Limitations & Future Work¶
- VST evaluation is conducted only on VQAv2 and MME as an "early exploration," and should be extended to a broader range of multimodal benchmarks (e.g., SEED-Bench, MMVet) for comprehensive assessment of fusion gains.
- Experiments are limited to ViT-L scale VFMs; the stitchability of larger models (e.g., ViT-G) or architecturally distinct VFMs remains to be verified.
- The FFM stage requires forward passes through VFMs on unlabeled data, which may incur non-trivial computational cost for very large models.
- Future work could explore adaptive stitching point selection (rather than manual specification) and tree designs involving more than two VFMs.
- FFM loss is label-free but still requires training on in-domain data; its effectiveness in zero-shot settings remains unknown.
Related Work & Insights¶
- vs. SN-Net [35]: SN-Net explicitly designs stitchability during training for model compression; this paper performs post-hoc stitching of independently trained heterogeneous VFMs — an entirely different setting.
- vs. [2] (Bansal et al.): The original stitching work identifies stitchability for same-dataset, same-architecture models (the Anna Karenina hypothesis); this paper extends the analysis to VFMs with heterogeneous data, objectives, and modalities, finding that naive methods fail but tailored methods succeed.
- vs. [7] (Collins et al.): That work argues TLT is superior to LFM; this paper finds both are problematic on VFMs, and FFM serves as a more effective alternative.
Rating¶
- Novelty: ⭐⭐⭐⭐ — FFM and the two-stage scheme are concise yet effective; the VST application is novel; overall, the contribution lies primarily in careful engineering.
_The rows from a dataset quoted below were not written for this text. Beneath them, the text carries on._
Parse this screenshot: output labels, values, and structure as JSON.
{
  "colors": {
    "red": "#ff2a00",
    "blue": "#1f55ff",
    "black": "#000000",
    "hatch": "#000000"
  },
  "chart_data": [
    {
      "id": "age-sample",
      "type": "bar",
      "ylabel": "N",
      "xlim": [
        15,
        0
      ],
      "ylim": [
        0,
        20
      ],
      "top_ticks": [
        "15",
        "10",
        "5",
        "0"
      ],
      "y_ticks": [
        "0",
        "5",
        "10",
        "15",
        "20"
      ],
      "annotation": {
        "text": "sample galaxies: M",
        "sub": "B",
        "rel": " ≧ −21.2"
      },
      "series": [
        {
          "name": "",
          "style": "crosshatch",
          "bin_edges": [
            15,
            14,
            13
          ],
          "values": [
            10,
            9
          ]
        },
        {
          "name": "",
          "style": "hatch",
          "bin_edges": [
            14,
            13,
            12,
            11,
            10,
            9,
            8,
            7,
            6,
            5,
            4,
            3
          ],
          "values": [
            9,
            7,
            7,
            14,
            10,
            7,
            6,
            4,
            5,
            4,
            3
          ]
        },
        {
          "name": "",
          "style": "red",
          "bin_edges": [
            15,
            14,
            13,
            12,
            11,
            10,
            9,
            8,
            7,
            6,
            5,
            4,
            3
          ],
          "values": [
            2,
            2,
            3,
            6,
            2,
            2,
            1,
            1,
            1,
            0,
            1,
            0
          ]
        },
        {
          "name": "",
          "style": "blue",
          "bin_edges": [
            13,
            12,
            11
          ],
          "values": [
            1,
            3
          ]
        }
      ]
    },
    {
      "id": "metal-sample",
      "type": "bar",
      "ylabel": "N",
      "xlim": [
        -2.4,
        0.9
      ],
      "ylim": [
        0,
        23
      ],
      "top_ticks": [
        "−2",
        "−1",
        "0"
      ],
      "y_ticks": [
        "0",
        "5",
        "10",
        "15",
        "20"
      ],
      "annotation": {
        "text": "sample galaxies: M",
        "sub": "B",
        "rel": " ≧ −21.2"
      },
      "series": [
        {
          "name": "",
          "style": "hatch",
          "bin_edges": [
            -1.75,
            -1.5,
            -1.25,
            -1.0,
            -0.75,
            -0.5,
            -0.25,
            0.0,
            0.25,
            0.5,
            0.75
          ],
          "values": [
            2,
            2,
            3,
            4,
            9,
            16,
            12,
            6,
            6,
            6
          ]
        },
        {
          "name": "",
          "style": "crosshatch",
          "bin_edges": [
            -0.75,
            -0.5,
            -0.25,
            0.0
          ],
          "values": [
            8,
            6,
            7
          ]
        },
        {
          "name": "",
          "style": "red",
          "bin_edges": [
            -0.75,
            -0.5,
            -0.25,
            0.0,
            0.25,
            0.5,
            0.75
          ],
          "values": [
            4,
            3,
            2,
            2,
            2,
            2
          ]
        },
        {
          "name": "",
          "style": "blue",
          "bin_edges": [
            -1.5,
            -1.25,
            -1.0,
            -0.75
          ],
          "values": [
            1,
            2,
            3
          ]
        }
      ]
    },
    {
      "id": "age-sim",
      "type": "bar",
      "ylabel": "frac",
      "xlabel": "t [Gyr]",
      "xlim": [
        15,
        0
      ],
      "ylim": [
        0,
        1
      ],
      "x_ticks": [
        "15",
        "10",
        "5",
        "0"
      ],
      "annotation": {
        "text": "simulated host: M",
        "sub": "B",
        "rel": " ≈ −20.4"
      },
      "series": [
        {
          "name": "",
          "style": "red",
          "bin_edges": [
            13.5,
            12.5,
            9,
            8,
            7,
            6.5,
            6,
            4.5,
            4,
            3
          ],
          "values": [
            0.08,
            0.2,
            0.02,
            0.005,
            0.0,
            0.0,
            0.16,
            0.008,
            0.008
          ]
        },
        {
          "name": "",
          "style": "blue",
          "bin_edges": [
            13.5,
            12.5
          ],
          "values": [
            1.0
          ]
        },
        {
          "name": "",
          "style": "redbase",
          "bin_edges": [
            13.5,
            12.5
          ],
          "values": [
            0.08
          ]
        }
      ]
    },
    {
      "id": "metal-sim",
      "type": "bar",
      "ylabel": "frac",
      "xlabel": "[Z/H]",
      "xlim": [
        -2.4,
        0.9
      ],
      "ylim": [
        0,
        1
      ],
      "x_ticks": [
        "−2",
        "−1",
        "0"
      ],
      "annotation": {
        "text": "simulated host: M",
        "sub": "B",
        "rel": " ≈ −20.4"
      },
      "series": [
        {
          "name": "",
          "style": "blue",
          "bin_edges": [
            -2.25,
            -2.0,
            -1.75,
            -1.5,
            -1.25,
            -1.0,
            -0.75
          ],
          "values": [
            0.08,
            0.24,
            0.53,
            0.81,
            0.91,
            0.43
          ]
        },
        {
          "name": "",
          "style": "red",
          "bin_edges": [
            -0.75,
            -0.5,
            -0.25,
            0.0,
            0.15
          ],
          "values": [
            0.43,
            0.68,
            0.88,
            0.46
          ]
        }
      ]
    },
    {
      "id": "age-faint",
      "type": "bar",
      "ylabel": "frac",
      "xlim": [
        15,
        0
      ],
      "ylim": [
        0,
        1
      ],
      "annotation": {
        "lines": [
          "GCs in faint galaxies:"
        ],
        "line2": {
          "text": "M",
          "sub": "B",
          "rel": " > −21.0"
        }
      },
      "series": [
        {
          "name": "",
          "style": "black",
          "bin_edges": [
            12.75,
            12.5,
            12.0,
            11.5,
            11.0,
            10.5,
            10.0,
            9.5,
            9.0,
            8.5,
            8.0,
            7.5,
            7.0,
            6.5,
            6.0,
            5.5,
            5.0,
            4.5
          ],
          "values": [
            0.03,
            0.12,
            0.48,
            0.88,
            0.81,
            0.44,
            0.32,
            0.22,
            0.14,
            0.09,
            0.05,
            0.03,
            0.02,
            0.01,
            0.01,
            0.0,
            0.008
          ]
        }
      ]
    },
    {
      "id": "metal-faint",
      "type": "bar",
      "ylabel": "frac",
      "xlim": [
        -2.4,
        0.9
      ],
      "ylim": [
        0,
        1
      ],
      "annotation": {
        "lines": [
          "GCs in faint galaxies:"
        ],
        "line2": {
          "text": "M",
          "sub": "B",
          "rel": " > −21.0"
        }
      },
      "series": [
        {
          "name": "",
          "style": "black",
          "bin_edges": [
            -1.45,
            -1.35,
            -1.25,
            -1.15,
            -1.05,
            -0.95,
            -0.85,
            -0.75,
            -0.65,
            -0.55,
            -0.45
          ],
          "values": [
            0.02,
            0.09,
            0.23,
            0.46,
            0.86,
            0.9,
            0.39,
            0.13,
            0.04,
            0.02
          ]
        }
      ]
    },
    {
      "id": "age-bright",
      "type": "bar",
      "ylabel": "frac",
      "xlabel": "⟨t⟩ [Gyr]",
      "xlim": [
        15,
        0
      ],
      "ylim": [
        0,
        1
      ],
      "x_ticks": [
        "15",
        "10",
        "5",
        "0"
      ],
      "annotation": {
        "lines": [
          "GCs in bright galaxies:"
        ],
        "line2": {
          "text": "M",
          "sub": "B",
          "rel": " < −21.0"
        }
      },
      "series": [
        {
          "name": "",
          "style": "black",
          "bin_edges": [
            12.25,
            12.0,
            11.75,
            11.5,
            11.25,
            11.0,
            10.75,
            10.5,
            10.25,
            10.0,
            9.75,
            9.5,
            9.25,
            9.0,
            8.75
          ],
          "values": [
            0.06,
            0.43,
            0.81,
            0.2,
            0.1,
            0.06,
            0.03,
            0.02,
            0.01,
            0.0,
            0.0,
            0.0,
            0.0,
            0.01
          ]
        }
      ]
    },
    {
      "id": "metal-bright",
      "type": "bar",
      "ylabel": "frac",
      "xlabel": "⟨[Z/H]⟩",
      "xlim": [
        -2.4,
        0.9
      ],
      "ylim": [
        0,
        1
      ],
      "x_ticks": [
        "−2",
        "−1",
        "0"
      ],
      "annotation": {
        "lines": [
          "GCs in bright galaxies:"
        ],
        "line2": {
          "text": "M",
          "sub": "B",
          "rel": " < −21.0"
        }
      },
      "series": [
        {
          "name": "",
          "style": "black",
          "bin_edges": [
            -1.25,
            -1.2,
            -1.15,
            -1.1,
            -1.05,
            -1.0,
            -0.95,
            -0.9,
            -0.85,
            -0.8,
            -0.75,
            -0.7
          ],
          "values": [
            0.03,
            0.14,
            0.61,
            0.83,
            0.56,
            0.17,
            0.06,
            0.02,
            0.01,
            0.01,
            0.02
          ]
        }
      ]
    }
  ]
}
- Experimental Thoroughness: ⭐⭐⭐⭐⭐ — Systematic validation across multiple VFM pairs, datasets, tasks, and stitching layer types; the self-stitch controlled experiment is elegantly designed.
- Writing Quality: ⭐⭐⭐⭐⭐ — Logical flow progresses clearly from diagnosis to prescription to application; an exemplary research paper structure.
- Value: ⭐⭐⭐⭐ — Makes important contributions to understanding VFM representational compatibility; VST offers a practical solution for multi-VFM deployment.